Tomorrow our Mohel makes good on threat to slice our baby boy’s penis
I am not a huge fan of the whole Bris idea, but tomorrow is Zachary’s Bris. I have said before I am not against circumcision (did you know there is actually an anti-circumcision comic book?) but I think the waiting 8 days is odd. I am not sure what to expect tomorrow. Having not been to a Bris (except my own and my memory is fairly vague from that Bris), I really do not know how the whole event goes down. From what I gather, the Mohel discusses some religious stuff, cuts my boy’s penis and then everyone eats bagels and lox (it is not technically a Jewish ceremony if there are no lox).
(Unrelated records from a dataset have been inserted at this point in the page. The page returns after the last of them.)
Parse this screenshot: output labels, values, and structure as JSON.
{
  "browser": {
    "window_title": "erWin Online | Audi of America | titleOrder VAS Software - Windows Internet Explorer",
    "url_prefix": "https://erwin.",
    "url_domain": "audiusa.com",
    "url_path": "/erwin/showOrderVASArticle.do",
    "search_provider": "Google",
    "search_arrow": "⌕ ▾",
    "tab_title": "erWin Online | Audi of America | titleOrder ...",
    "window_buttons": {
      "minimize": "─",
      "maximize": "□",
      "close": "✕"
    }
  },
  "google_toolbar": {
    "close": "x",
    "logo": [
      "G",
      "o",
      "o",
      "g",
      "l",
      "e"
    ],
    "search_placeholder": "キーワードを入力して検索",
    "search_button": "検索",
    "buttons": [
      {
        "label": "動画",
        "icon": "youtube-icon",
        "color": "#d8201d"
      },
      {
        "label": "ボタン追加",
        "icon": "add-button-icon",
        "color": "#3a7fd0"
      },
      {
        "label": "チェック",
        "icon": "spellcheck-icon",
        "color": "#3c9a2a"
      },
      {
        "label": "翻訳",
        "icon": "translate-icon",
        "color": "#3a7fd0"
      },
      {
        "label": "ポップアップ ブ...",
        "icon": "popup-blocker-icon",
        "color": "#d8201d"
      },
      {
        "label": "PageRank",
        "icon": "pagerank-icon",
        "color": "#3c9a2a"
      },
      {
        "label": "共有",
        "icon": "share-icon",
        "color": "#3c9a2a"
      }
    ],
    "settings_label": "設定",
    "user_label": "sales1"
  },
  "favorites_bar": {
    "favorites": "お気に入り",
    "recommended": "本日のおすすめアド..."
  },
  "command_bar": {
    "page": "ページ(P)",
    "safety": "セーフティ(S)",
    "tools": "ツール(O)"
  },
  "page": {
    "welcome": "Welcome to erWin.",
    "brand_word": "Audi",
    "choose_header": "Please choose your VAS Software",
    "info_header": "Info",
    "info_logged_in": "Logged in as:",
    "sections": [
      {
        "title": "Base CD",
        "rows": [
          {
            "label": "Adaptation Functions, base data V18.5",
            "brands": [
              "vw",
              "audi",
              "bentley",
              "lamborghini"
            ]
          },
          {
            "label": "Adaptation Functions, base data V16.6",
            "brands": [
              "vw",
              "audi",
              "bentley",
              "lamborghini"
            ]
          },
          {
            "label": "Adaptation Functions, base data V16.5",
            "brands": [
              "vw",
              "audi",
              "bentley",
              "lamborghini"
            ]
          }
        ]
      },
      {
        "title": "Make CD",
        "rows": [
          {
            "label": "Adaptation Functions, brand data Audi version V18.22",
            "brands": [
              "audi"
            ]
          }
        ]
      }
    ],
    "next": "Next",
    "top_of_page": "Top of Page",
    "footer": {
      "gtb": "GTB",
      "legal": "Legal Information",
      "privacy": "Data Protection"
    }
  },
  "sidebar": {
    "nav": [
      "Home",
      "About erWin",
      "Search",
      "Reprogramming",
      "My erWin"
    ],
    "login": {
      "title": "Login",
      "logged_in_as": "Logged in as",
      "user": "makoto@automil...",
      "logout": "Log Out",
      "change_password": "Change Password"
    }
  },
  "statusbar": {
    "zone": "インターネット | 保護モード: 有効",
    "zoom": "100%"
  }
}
The Mohel’s husband called me the other day to discuss the ceremony his wife would be performing (yes, we are having a female Mohel, the glass ceiling has been cracked) . From what he said the only difference from what I thought is that there is also a lot of honoring family members.
Here are a list of ideas I had for the Bris that were rejected by my wife.
- When Zachary is brought out he should be introduced by an announcer in the same fashion that the New York Knicks introduce their players, “At 19.3 inches and 6Ibs 12 ounces, the baby who is about to get his wee wee cut, Zachary Harrison Kaplan,” and then the whole place goes crazy in applause.
- I want to get a corporate sponsor for the Bris, preferable Cutco.
- Have people look at before and after photos and see if they can point out the difference.
- Have a Mohel who is also a trained magician and can make the circumcision part of a disappearing act (it would be David Copperfield’s best trick).
- Get a singing Mohel (I am not sure what they would sing but it would be hilarious.